Mêmes faiblesses : les histoires d’amour inintéressantes et invraisemblables de ses personnages de fiction. Le conseiller Kellermann est toujours amoureux de celle qui a été secrétaire à l’Ambassade de France au Liban et qui continue à jouer un rôle essentiel au Hezbollah terroriste. Et la fille d’un politicien véreux niçois qui était marié à l’un des trois fils de la famille libanaise Nada (celui qui a choisi la France), qui a ensuite eu une histoire avec le chef des services secrets français au Liban, Christian Dixneuf et se marie finalement avec le responsable de la section antiterroriste des RG, Caillaux. Alors qu’elle est elle-même juge anti-terroriste. J’ai aussi du mal à croire que l’un des deux frères Nada restés au Liban, après avoir trempé dans le trafic de la marihuana de la Bekaa, comme ses adversaires chiites, se soit mouillé dans celui de la cocaïne et ait été assassiné par des Colombiens !

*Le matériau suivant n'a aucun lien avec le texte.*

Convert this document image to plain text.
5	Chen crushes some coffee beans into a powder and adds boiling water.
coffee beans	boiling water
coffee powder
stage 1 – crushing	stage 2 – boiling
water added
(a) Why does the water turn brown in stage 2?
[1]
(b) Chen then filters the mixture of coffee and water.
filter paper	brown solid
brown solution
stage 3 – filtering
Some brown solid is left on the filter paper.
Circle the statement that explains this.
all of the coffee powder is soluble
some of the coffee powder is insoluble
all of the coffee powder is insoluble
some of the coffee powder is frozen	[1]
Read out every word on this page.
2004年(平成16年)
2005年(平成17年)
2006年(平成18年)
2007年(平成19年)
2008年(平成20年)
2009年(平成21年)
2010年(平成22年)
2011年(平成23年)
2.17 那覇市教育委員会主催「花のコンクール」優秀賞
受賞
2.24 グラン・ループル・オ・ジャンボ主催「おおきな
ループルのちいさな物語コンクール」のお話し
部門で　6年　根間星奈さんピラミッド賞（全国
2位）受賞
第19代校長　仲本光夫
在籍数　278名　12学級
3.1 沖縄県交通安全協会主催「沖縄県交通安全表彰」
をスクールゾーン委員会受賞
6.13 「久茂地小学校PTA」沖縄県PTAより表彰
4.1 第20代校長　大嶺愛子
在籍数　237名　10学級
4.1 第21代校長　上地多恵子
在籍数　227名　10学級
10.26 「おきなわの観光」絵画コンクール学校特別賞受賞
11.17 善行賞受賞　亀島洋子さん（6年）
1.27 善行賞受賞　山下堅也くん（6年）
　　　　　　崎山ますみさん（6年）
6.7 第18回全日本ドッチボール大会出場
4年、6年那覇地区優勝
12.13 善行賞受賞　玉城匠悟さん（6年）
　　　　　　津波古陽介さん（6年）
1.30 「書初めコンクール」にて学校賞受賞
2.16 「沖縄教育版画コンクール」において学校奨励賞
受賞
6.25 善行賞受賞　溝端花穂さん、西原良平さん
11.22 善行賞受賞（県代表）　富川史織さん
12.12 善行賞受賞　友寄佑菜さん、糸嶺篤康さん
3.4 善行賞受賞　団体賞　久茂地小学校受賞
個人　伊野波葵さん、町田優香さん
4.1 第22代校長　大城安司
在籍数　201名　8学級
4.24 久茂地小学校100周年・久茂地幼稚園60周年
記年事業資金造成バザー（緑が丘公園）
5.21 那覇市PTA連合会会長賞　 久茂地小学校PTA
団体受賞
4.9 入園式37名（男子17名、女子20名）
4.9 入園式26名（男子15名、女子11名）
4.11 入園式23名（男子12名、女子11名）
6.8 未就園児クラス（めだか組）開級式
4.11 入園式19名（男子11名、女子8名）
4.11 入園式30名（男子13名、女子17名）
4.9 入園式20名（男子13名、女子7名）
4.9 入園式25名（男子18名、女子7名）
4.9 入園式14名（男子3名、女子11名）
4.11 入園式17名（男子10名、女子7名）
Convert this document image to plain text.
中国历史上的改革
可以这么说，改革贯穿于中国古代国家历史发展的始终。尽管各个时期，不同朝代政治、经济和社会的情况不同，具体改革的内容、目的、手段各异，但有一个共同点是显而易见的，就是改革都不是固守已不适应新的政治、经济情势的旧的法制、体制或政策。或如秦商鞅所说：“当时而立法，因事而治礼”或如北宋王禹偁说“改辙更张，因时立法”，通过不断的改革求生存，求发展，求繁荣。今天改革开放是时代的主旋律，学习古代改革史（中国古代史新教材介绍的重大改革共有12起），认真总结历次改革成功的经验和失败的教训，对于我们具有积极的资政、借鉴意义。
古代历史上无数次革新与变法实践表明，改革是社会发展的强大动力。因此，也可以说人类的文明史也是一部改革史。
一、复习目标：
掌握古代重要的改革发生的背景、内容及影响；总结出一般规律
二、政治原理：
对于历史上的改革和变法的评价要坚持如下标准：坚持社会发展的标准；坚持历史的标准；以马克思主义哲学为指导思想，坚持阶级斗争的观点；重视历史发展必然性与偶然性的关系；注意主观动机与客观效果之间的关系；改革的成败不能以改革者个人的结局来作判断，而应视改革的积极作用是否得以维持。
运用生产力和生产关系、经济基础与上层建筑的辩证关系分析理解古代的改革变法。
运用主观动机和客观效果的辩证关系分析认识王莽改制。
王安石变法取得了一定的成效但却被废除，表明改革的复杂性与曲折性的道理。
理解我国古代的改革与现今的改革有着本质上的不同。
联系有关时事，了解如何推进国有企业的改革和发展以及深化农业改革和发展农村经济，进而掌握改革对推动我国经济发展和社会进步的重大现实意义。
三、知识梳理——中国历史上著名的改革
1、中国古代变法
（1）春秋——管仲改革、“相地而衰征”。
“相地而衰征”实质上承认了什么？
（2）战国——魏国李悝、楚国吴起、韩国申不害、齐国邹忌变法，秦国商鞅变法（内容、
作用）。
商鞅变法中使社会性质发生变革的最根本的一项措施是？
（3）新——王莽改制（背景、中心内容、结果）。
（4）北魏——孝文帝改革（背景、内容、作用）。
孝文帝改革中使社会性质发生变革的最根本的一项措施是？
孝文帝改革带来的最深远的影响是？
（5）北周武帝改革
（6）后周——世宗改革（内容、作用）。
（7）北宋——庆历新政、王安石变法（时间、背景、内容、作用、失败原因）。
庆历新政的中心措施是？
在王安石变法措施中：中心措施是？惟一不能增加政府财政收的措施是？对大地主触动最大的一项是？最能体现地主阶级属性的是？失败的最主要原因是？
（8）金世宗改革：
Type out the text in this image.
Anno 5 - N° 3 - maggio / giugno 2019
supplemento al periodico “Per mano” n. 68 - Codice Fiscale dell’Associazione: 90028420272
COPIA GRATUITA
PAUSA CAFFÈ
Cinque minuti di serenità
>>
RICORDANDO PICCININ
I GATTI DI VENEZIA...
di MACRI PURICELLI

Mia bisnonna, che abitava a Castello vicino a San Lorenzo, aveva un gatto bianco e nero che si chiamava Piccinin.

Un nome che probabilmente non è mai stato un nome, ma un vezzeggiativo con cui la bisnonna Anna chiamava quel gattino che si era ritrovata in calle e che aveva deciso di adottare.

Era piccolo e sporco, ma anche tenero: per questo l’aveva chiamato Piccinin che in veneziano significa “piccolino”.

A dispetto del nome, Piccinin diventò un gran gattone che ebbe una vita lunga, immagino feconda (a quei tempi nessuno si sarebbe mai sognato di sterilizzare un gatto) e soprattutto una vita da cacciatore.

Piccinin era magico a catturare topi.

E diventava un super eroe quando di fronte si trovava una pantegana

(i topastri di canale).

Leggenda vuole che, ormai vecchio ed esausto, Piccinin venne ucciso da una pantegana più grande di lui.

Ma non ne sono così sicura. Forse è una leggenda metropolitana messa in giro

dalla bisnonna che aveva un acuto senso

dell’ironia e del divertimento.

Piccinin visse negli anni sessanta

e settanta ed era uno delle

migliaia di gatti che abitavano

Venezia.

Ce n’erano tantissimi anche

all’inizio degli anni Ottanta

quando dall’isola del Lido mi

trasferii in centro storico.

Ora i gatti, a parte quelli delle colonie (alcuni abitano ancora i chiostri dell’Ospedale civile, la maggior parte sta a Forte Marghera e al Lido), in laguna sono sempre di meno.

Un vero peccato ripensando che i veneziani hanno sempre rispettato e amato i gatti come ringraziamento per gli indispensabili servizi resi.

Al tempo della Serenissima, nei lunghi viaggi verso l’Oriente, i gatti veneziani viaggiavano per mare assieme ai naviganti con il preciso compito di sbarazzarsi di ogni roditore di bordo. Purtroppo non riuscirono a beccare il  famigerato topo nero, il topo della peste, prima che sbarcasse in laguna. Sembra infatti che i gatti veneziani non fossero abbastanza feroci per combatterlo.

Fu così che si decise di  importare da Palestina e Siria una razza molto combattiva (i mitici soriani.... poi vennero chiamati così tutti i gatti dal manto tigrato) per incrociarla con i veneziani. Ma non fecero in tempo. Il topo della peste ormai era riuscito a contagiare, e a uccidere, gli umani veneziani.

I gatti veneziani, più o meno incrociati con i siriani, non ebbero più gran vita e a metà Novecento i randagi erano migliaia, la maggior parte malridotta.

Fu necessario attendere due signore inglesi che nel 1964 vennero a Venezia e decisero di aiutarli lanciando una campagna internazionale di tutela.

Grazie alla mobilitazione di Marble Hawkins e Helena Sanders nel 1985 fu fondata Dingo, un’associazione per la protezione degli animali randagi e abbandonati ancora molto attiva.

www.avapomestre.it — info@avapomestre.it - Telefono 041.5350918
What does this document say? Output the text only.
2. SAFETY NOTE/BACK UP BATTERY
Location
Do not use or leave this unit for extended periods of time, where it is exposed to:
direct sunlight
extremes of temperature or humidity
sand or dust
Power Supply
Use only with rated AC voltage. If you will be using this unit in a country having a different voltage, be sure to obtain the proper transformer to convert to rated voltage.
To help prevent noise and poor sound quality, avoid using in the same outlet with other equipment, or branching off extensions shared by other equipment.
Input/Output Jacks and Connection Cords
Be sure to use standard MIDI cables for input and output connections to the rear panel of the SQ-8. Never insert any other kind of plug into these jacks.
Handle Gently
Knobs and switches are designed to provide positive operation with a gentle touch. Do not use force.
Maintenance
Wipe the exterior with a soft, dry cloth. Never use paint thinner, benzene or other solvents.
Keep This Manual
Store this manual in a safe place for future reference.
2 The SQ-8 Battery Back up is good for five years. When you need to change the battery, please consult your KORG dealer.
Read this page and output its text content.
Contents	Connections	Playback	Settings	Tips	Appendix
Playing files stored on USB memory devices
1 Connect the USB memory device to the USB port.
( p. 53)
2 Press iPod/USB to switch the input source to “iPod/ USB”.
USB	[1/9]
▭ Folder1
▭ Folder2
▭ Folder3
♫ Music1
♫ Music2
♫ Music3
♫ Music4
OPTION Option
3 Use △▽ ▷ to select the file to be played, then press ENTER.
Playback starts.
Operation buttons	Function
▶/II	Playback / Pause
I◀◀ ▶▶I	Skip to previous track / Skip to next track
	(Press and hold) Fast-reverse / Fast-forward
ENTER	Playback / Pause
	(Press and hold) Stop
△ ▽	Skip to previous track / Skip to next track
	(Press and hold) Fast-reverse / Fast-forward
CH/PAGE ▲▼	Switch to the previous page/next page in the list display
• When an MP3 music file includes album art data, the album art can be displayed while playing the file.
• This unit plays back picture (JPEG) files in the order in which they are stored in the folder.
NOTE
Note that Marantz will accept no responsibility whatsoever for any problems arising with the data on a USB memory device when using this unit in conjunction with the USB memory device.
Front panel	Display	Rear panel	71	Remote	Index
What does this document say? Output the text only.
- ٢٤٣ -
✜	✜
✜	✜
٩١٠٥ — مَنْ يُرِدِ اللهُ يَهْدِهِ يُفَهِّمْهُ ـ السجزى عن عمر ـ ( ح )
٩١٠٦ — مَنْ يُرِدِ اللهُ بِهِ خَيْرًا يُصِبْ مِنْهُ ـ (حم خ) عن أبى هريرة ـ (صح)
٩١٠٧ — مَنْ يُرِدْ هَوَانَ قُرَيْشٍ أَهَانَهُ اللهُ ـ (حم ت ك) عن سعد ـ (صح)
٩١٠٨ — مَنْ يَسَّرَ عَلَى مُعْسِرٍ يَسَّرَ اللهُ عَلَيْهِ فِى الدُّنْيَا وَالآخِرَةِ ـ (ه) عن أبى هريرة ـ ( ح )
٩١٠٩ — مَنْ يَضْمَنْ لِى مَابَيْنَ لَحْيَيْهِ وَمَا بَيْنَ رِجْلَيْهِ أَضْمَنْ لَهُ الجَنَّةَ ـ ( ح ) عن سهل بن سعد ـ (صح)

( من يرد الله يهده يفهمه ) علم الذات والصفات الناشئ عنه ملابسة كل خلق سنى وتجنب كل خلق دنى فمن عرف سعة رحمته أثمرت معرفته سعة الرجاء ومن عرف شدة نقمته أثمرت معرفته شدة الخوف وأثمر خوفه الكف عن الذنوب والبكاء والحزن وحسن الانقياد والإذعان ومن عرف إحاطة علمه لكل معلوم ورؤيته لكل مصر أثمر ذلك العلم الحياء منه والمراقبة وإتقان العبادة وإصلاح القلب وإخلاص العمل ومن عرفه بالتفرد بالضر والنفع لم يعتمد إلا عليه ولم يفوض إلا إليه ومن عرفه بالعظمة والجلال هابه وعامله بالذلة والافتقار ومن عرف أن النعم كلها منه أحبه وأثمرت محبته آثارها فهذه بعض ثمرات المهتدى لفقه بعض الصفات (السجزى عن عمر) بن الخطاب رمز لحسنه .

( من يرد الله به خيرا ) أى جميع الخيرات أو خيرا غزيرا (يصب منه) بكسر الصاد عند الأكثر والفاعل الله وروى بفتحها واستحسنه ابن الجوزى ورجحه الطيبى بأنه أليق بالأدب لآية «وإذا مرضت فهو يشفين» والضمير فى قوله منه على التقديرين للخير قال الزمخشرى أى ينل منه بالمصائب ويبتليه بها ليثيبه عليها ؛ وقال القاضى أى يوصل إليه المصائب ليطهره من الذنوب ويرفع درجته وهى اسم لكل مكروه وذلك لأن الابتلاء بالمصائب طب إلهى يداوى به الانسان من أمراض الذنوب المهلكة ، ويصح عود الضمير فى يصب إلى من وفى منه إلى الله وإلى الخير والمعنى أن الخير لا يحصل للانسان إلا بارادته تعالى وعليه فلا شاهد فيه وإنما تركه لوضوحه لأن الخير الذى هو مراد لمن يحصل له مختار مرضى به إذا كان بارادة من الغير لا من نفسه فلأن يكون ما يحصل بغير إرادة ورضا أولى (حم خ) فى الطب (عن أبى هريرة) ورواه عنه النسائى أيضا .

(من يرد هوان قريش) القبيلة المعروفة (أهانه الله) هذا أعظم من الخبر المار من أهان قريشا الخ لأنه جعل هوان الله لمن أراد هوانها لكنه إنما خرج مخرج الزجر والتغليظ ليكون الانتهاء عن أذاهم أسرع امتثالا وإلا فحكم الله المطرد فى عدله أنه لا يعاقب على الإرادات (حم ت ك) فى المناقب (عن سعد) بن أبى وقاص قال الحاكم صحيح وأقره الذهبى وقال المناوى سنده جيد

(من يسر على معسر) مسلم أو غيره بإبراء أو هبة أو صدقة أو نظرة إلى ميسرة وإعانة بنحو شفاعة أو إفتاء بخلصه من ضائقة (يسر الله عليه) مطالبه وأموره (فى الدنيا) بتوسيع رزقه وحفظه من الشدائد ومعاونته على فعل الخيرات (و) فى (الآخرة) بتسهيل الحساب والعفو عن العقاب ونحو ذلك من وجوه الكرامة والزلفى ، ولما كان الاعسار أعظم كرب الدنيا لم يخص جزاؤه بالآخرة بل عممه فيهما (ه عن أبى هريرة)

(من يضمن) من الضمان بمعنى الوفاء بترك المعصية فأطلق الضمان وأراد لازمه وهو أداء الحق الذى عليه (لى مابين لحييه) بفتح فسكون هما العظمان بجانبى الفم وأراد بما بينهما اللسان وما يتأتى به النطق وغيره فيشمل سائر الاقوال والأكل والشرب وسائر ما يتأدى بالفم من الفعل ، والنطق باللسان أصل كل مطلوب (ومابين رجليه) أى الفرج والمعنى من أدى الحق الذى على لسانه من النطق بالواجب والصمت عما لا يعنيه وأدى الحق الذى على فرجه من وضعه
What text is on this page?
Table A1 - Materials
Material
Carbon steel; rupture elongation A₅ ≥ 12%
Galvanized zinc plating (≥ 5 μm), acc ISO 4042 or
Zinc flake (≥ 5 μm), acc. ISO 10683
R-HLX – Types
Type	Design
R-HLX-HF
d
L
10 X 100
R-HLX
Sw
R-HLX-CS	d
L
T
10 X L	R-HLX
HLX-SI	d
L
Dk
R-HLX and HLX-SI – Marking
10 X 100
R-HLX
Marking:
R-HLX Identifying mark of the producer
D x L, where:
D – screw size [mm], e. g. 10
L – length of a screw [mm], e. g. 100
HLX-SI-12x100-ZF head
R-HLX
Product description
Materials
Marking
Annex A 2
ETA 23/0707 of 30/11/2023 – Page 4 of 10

Mêmes qualités aussi : les faits qui sont authentiques comme les personnages historiques cités. Paulin a fait un travail de documentaliste remarquable. Qu’en ai-je retenu ?
D’abord la longue série d’attentats d’Action Directe. Que j’avais oubliée comme, certainement, la plupart des Français. J’avais aussi oublié que Mitterrand avait fait libérer Jean-Marc Rouillan et, plus tard, Nathalie Menigon. Pourquoi ? Pour avoir la paix ? Ou pour faire plaisir à l’extrême-gauche ? Comme il a accueilli les anciens de l’extrême-gauche radicale italienne et refusé de les livrer à la justice italienne, sauf ceux qui avaient du sang sur la main. Pourquoi Paulin évoque cette histoire ? Quel lien avec ce qui se passe au Liban ? A mon avis il y a plusieurs raisons. D’abord Paulin veut montrer l’incapacité des politiques à comprendre la gravité des faits. Leur irresponsabilité, même. En particulier, plus tard, lorsque Chirac et Mitterrand cherchent à utiliser les otages pour des raisons bassement électoralistes. On y reviendra. Montrer aussi l’incapacité de nos services secrets, intérieurs et extérieurs, à protéger les Français, d’abord par manque de moyens. Le manque d’efficacité aussi, de nos juges, par défaut d’organisation. De l’inexistence d’un pôle unique anti-terroriste. Et puis il y a encore un autre aspect : le fait que l’assassinat de Besse, le patron de Renault, par Action Directe, a peut-être été télécommandé par l’Iran. Car Besse était aussi, ce que j’ignorais, le patron fondateur d’Eurodif. Cet assassinat a eu lieu en novembre 1986. Or le tome 2 de Paulin finit avec l’attentat de la rue de Rennes (magasin Tati) de septembre 1986. On peut donc supposer qu’il y reviendra dans le troisième tome.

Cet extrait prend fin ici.